If I use limactl shell, that connection survives a sleep-resume cycle fine. I believe this connection goes over SSH. The terminal part of the connection still works after the resume. The X11 forwarding only works until the computer goes to sleep, though.
Am I misunderstanding something?
Another interesting option for working around this is https://github.com/Xpra-org/xpra or the (seemingly less mature) https://github.com/wayland-transpositor/wprs.
I'll leave another comment if I actually test them.
Update: No luck so far, Xpra crashes on startup on Mac OS Sonoma (Apple Silicon), https://github.com/Xpra-org/xpra/issues/4017#issuecomment-2105506722. Seems to be some sort of GTK issue. WPRS doesn't seem to support Mac OS at all.
Historically there was NX for this type of set up, not sure if anyone uses it since it stopped being Open Source
https://en.wikipedia.org/wiki/NX_technology
NX doesn't seem to have any binaries for Apple Silicon, the best I can find is https://downloads.nomachine.com/download/?id=7. That might work via Rosetta, but it makes me suspicious that they haven't updated their site since Apple Silicon appeared in the world. They DO ship binaries for ARM Linux, so maybe the part inside Lima would work. Since they are close-source, other people cannot try to compile better binaries.

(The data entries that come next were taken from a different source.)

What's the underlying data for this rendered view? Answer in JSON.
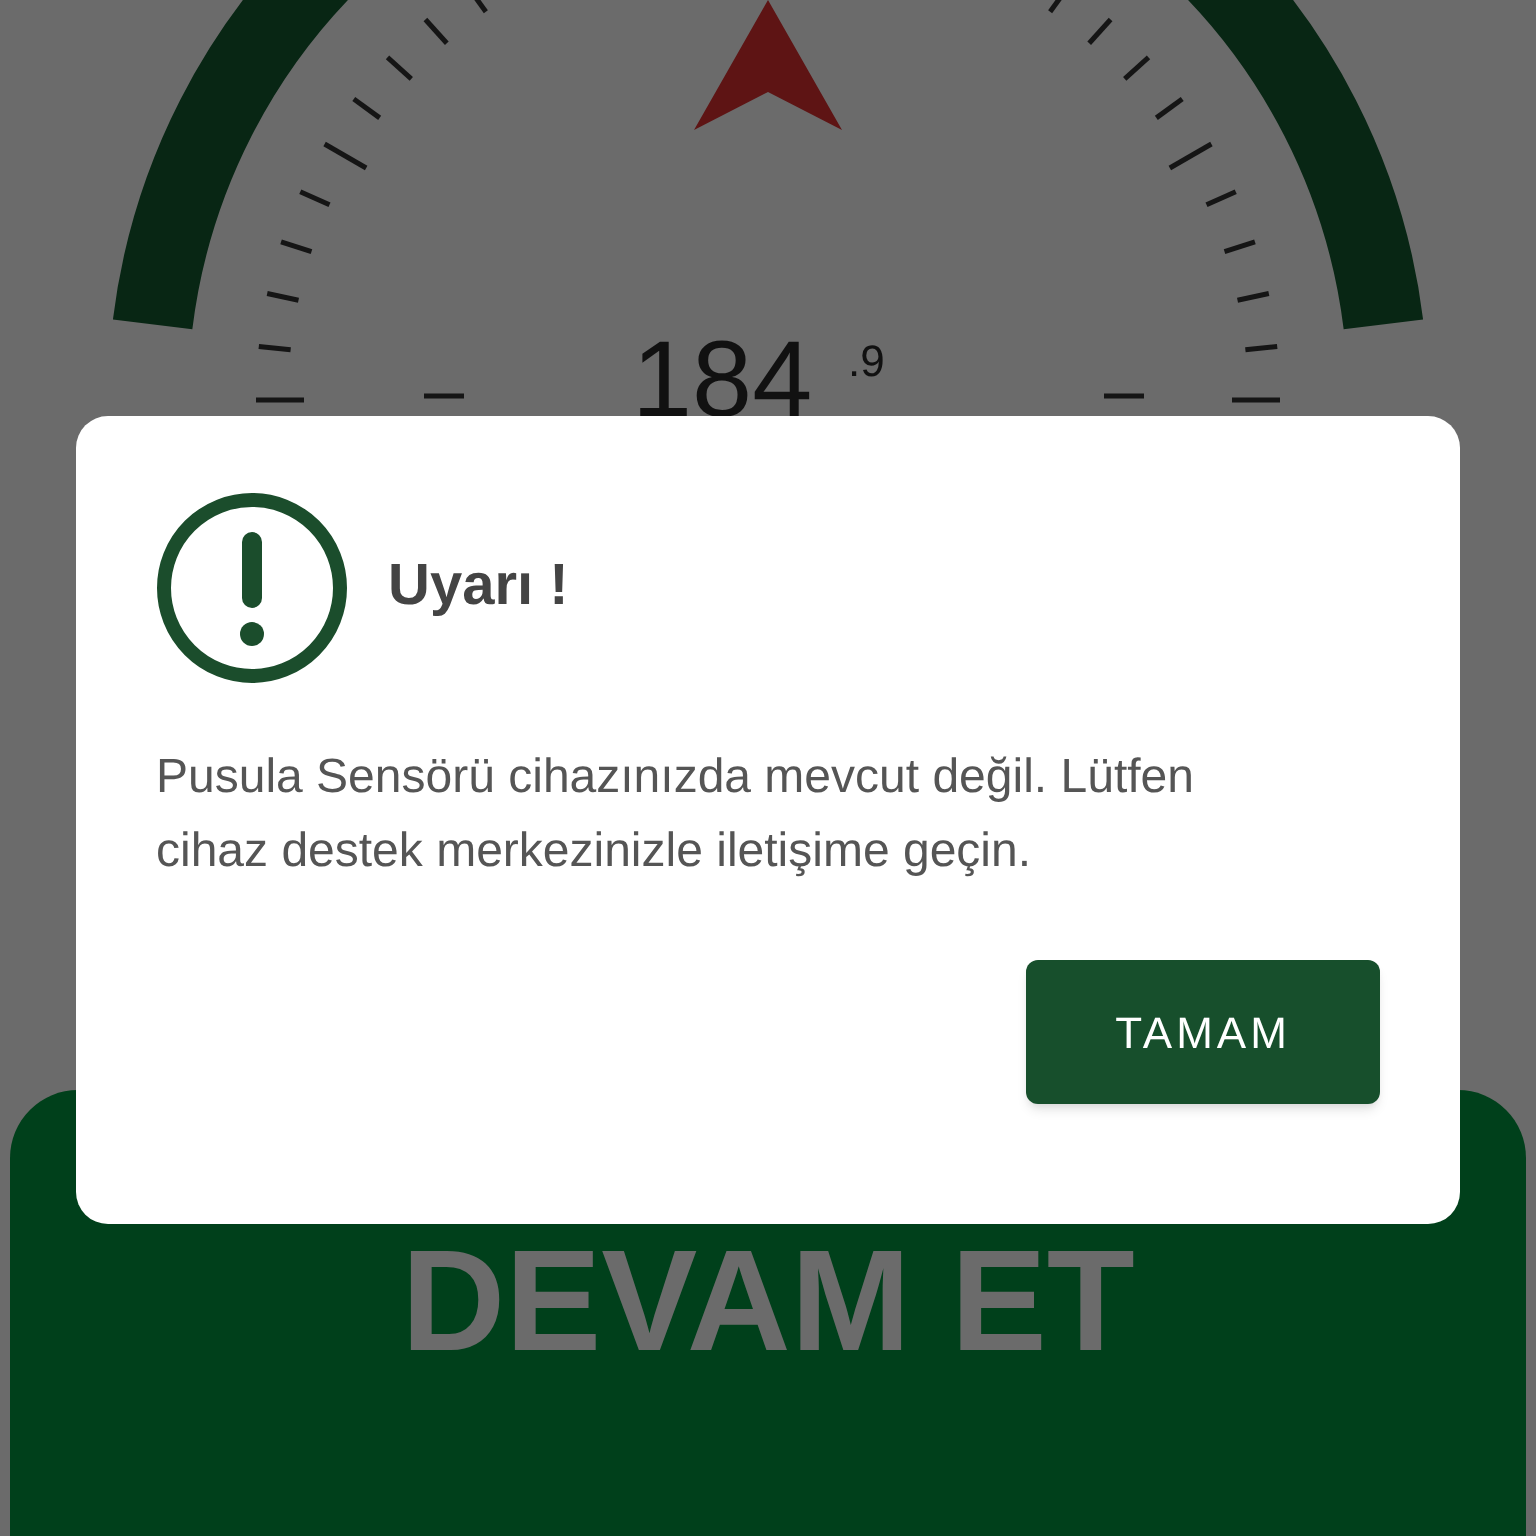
{
  "compass": {
    "heading": "184",
    "decimal": ".9"
  },
  "dialog": {
    "title": "Uyarı !",
    "message": "Pusula Sensörü cihazınızda mevcut değil. Lütfen cihaz destek merkezinizle iletişime geçin.",
    "button": "TAMAM"
  },
  "continue_button": "DEVAM ET"
}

To me, NX sounds very similar to VNC or RPD (https://github.com/neutrinolabs/xrdp). Both seem to have good Mac OS clients and open-source Linux clients.
They have a couple of disadvantages: unlike X11 forwarding with XQuartz and unlike Xpra, they show an entire Linux desktop in one window, and every remote app lives in that one window. Also, I found both hard to configure inside Lima (though I'm sure it's possible with enough effort).